Helen approached her bank for another loan and was refused point blank by her new bank manager. He was decidedly against helping her. Helen was trying to get off income support and start a business for her and her daughter but was met with a man who was very resistant and for his own moral reasons he did not want to lend money to someone on income support. All the staff were mortified as they had seen this grow and were always excited to see the latest article.

This lead to Helen selling her house and moving to Cornwall, where she continued painting and started making jewellery.

In 1998 Helen opened a little gallery in Newlyn from where she still makes and sells her jewellery. In the last 5 years she has had exhibitions at the Redfern Gallery including her works on paper. In 2007 she had an Exhibition at Tate St. Ives, the only exhibition of jewellery as applied art that any Tate has ever had.

Helen has been wanting to relaunch the wallpapers; she tried a couple of printers and was not happy with the results. Now that Digital printing has become possible, the relaunch became possible. Helen spoke to her niece Lindsay a Graphic Designer about the project and she expressed immediate interest and quit her job at a leading Advertising Agency to pursue the project. 

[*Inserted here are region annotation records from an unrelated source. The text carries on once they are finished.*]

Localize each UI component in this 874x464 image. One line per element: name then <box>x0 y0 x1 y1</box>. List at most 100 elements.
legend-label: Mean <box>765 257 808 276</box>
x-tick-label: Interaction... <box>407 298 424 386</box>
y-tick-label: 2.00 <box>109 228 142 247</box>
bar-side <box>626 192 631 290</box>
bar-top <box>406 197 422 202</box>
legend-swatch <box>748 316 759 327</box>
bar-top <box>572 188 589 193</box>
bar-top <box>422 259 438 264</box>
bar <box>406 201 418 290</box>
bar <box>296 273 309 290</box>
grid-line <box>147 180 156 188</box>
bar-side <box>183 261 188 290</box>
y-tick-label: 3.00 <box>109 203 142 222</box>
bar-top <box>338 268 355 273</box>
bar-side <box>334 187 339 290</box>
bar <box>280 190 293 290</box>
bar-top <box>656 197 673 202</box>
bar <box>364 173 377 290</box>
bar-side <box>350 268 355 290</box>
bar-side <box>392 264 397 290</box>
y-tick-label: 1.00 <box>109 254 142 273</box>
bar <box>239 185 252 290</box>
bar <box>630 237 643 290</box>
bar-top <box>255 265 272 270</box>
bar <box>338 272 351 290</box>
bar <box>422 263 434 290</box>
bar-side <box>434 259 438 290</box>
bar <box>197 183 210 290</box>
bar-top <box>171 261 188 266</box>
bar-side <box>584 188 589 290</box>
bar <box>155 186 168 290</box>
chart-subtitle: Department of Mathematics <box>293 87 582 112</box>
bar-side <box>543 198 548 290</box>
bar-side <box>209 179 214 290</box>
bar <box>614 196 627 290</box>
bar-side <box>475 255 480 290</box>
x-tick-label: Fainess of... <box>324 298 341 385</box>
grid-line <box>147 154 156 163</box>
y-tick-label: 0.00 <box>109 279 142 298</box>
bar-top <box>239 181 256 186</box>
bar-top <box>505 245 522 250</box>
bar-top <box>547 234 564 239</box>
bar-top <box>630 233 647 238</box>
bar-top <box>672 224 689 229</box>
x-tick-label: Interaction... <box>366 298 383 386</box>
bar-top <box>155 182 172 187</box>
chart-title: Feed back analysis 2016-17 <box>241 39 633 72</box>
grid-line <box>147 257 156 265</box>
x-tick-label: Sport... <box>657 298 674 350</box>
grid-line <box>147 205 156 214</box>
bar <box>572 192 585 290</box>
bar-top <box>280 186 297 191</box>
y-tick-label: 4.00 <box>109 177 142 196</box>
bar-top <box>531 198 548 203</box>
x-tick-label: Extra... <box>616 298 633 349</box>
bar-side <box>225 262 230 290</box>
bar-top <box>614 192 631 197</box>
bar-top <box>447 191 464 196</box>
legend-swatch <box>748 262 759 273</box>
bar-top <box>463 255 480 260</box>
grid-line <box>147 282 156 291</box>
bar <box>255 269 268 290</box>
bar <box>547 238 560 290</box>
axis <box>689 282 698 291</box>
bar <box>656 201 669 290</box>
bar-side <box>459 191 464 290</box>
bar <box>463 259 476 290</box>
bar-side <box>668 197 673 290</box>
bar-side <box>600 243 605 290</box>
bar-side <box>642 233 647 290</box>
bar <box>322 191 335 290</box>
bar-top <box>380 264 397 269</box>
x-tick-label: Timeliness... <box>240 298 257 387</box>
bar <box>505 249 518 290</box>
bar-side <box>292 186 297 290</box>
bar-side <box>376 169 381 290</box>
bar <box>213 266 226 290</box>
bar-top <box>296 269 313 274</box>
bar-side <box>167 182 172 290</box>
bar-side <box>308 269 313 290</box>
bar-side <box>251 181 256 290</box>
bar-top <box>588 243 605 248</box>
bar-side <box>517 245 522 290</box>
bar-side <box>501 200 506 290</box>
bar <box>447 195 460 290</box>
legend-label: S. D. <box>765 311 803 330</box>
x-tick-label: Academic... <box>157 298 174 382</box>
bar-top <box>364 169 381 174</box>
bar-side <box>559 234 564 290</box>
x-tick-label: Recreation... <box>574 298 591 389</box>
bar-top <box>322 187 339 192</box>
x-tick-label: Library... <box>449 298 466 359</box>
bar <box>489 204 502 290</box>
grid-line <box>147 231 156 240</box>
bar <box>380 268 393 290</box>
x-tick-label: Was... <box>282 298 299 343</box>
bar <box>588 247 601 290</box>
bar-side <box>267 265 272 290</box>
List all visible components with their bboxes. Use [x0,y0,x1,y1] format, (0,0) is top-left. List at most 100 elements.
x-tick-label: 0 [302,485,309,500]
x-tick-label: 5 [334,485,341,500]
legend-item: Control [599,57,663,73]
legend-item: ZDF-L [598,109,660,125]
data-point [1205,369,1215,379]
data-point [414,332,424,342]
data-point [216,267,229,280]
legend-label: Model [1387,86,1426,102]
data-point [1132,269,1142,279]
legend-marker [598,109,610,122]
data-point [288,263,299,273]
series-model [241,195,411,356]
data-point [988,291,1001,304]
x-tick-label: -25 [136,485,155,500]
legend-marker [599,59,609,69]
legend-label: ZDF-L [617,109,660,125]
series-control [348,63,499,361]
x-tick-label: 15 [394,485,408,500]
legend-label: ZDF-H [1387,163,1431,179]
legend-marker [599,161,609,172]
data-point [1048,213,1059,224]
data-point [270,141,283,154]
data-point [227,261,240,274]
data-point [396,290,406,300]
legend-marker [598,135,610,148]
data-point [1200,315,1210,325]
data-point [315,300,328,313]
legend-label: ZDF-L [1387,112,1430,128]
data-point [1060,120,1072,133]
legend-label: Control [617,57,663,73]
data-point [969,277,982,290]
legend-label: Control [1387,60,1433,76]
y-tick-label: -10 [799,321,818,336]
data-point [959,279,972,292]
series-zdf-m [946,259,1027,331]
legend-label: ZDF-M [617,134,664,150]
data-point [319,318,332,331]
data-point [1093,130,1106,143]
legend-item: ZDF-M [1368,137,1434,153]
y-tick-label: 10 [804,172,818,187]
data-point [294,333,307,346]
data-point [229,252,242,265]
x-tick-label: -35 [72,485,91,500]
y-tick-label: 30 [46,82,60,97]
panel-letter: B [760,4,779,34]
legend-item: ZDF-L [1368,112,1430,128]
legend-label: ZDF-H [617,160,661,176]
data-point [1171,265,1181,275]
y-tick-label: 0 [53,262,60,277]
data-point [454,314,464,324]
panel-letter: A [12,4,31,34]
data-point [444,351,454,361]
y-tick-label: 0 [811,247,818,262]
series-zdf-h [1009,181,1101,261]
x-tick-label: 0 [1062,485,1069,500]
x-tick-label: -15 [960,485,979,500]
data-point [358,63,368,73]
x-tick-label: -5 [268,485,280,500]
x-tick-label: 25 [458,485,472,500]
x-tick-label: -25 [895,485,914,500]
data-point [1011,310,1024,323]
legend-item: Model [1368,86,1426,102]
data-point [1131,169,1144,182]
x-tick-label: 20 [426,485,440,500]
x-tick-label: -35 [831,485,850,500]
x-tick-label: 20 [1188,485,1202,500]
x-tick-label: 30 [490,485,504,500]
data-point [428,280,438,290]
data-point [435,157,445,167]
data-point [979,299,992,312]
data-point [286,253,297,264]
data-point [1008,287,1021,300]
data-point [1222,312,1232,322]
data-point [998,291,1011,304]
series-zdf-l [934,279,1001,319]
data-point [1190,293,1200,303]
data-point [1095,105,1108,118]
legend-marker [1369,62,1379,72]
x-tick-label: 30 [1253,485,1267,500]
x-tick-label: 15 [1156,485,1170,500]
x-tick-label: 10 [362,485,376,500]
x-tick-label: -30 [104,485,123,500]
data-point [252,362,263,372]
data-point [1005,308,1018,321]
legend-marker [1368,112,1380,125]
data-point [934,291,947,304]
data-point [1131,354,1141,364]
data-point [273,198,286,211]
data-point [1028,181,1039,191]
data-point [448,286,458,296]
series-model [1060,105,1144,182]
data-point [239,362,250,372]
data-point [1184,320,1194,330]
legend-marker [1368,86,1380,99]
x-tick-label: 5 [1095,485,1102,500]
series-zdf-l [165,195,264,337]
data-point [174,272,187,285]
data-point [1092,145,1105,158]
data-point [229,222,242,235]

During the summer of 2010 Maggie Thornton visited Helen’s Newlyn gallery and they discussed the possibility of an exhibition at the Redfern. Helen then spoke with Richard Selby (Redfern MD) and they agreed a Jewellery exhibition for Helen, whilst talking Helen mentioned the Artist Collection project and Richard was very interested and offered Helen gallery space to display everything that could be put together in the time frame.

During this time Tate St. Ives was holding a retrospective of Peter Lanyon’s work. So Helen went to see Sheila Lanyon and she said she would be happy for Helen to produce Peter Lanyon silk scarves for the shop to sell during the exhibition.

Helen and Lindsay worked solidly for 2 months preparing for the Redfern exhibition in December. The project had to be done in phases. Scarves and Lampshades, then cushions and a rug. Wallpaper will go into production in 2011.